Although offering mental-health follow-up services is appropriate, psychological evaluations with an eye toward hospitalization should be avoided in the emergency room unless the person is clearly a danger to his/her own life or to others.  In places where people know that self-inflicted injuries are liable to lead to mistreatment and lengthy psychological evaluations, they are much less likely to seek medical attention for their wounds and thus are at a higher risk for wound infections and other complications.

Can anything be done for people who hurt themselves?

Yes.  Several websites offer self-help ideas.  Many new therapeutic approaches have been and are being developed to help self-harmers learn new coping mechanisms and teach them how to start using those techniques instead of self-injury.  These approaches reflect a growing belief among mental-health workers that once a client's patterns of self-inflicted violence stabilize, real work can be done on the problems and issues underlying the self-injury.  Also, research into medications that stabilize mood, ease depression, and calm anxiety is being done; some of these drugs may help reduce the urge to self-harm.

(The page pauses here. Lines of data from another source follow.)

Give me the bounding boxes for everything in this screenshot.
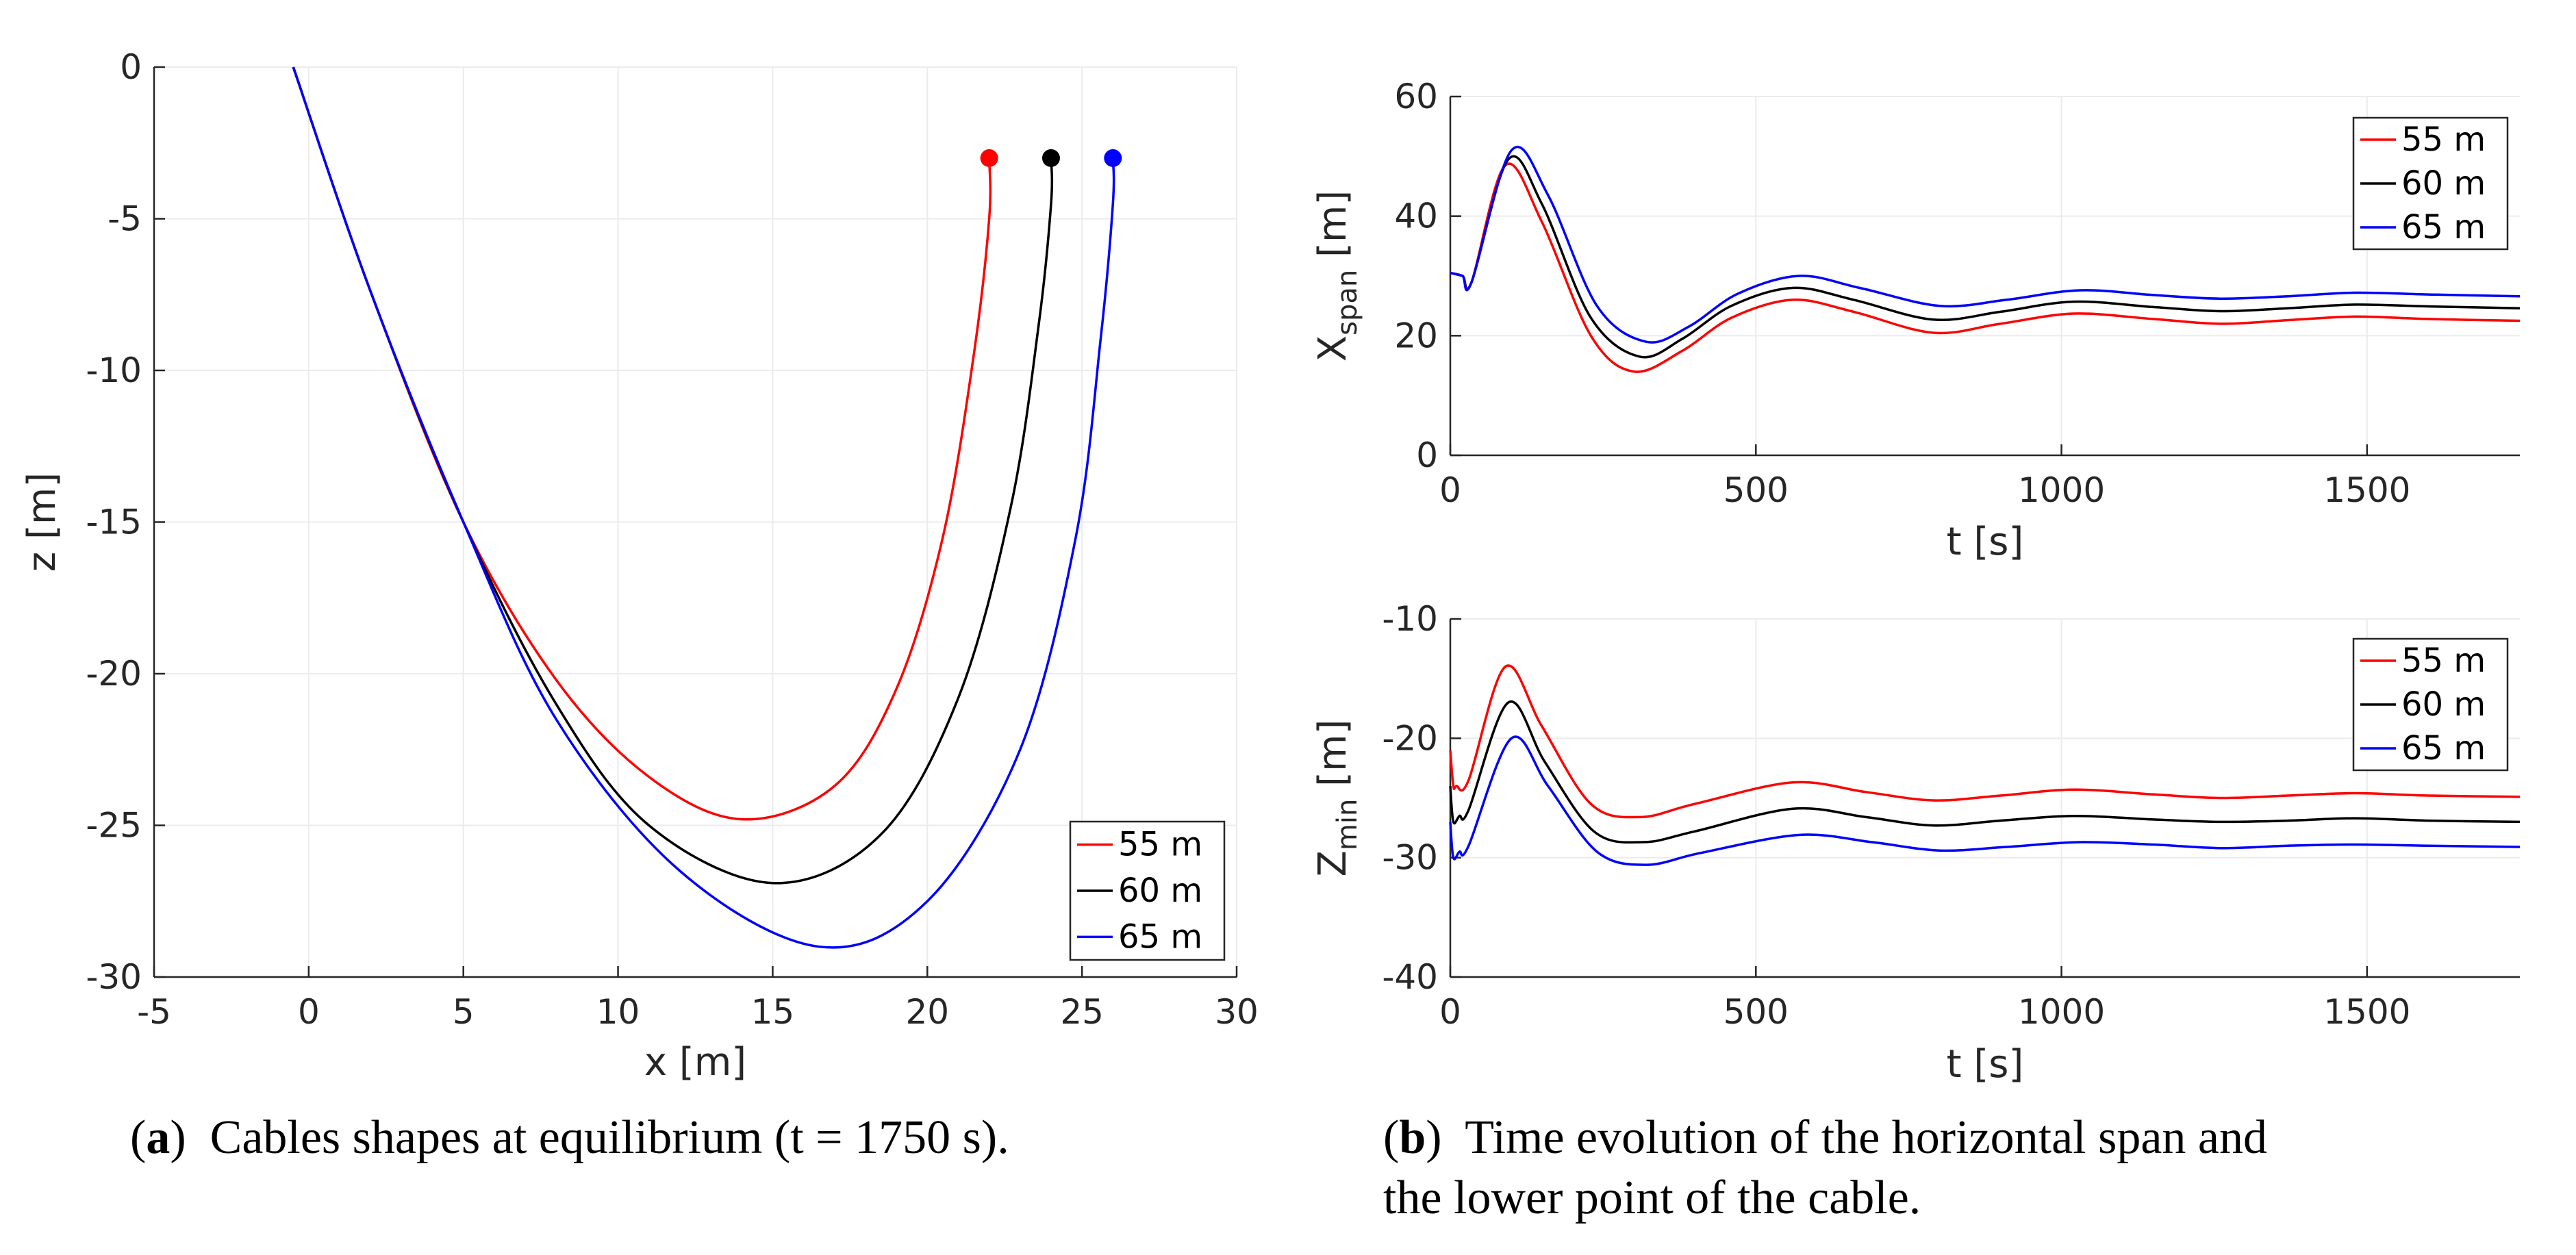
legend-label: 60 m bbox=[2401, 685, 2486, 724]
series-line-55m bbox=[1450, 162, 2521, 373]
x-tick-label: 0 bbox=[1439, 992, 1461, 1032]
x-tick-label: 10 bbox=[596, 992, 640, 1032]
y-tick-label: -30 bbox=[1382, 838, 1438, 878]
legend-label: 55 m bbox=[2401, 121, 2486, 159]
series-line-65m bbox=[1450, 145, 2521, 344]
y-tick-label: -10 bbox=[1382, 599, 1438, 639]
x-tick-label: 1500 bbox=[2323, 470, 2410, 510]
x-tick-label: 15 bbox=[751, 992, 795, 1032]
chart-panel-b-zmin: 0 500 1000 1500 -10 -20 -30 -40 t [s] Zmin [m] 55 … bbox=[1311, 599, 2521, 1087]
series-endpoint-65m bbox=[1104, 149, 1122, 167]
legend-label: 65 m bbox=[2401, 729, 2486, 768]
legend-label: 55 m bbox=[1118, 826, 1202, 864]
x-tick-label: 500 bbox=[1723, 470, 1789, 510]
x-tick-label: 1000 bbox=[2018, 470, 2105, 510]
y-tick-label: -40 bbox=[1382, 957, 1438, 997]
caption-b-line2: the lower point of the cable. bbox=[1383, 1171, 1921, 1224]
x-tick-label: 0 bbox=[298, 992, 320, 1032]
x-tick-label: 1000 bbox=[2018, 992, 2105, 1032]
series-line-55m bbox=[1449, 664, 2521, 819]
caption-b-label: b bbox=[1399, 1111, 1426, 1164]
y-axis-label: Xspan [m] bbox=[1311, 190, 1363, 362]
x-axis-label: t [s] bbox=[1947, 1042, 2024, 1087]
x-tick-label: 1500 bbox=[2323, 992, 2410, 1032]
legend-label: 60 m bbox=[1118, 872, 1202, 910]
x-tick-label: -5 bbox=[137, 992, 171, 1032]
y-tick-label: -20 bbox=[1382, 718, 1438, 758]
caption-b: (b) Time evolution of the horizontal spa… bbox=[1383, 1111, 2267, 1224]
caption-b-line1: Time evolution of the horizontal span an… bbox=[1465, 1111, 2267, 1164]
x-axis-label: t [s] bbox=[1947, 520, 2024, 564]
y-tick-label: -5 bbox=[108, 199, 142, 239]
y-tick-label: -15 bbox=[86, 503, 142, 542]
x-axis-label: x [m] bbox=[644, 1040, 746, 1085]
caption-a-label: a bbox=[146, 1111, 171, 1164]
x-tick-label: 20 bbox=[905, 992, 949, 1032]
x-tick-label: 500 bbox=[1723, 992, 1789, 1032]
y-tick-label: 60 bbox=[1394, 77, 1438, 116]
caption-a-text: Cables shapes at equilibrium (t = 1750 s… bbox=[210, 1111, 1009, 1164]
series-endpoint-60m bbox=[1041, 149, 1060, 167]
y-tick-label: -25 bbox=[86, 806, 142, 846]
legend-label: 65 m bbox=[1118, 917, 1202, 956]
y-tick-label: 40 bbox=[1394, 197, 1438, 236]
legend-label: 60 m bbox=[2401, 164, 2486, 203]
plot-area bbox=[1450, 97, 2520, 455]
y-tick-label: -10 bbox=[86, 351, 142, 390]
y-axis-label: Zmin [m] bbox=[1311, 720, 1363, 877]
chart-panel-a: -5 0 5 10 15 20 25 30 0 -5 -10 -15 -20 -25 -30 x [m] z [… bbox=[20, 47, 1259, 1085]
x-tick-label: 5 bbox=[453, 992, 475, 1032]
y-tick-label: -20 bbox=[86, 654, 142, 694]
y-axis-label: z [m] bbox=[20, 472, 64, 572]
series-line-60m bbox=[1450, 155, 2521, 359]
series-line-65m bbox=[292, 66, 1115, 949]
y-tick-label: 0 bbox=[1416, 435, 1438, 475]
series-endpoint-55m bbox=[980, 149, 998, 167]
series-line-65m bbox=[1449, 735, 2521, 866]
legend-label: 65 m bbox=[2401, 208, 2486, 246]
caption-a: (a) Cables shapes at equilibrium (t = 17… bbox=[130, 1111, 1009, 1164]
legend-label: 55 m bbox=[2401, 642, 2486, 680]
series-line-60m bbox=[1449, 700, 2521, 844]
y-tick-label: -30 bbox=[86, 957, 142, 997]
chart-panel-b-span: 0 500 1000 1500 0 20 40 60 t [s] Xspan [m] 55 m 60 … bbox=[1311, 77, 2521, 564]
x-tick-label: 25 bbox=[1060, 992, 1104, 1032]
x-tick-label: 0 bbox=[1439, 470, 1461, 510]
y-tick-label: 20 bbox=[1394, 316, 1438, 355]
y-tick-label: 0 bbox=[120, 47, 142, 87]
x-tick-label: 30 bbox=[1215, 992, 1259, 1032]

This does not mean that individuals should be coerced into stopping self-injury.  Any attempts to reduce or control the amount of self-harm a person does should be based on the person's willingness to undertake the difficult work of controlling and/or stopping self-injury.  Treatment should not be based on a practitioner's personal feelings about the practice of self-harm.

What Can Parents Do About Self-Injury?

Parents must listen to their child and acknowledge their child's feelings.  (In other words, parents should validate feelings -- not necessarily the teen's behavior.)

Parents should also serve as role models in the way they deal with stressful situations and traumatic events, in how they respond to other people, by not allowing abuse or violence in the home, and by not engaging in acts of self-harm.

Evaluation by a mental health professional may assist in identifying and treating the underlying causes of self-injury.   A mental health professional can also diagnose and treat any mental health disorders that may accompany self-injurious behavior.

Feelings of wanting to die or suicidal plans are reasons for parents to IMMEDIATELY seek professional care for their child.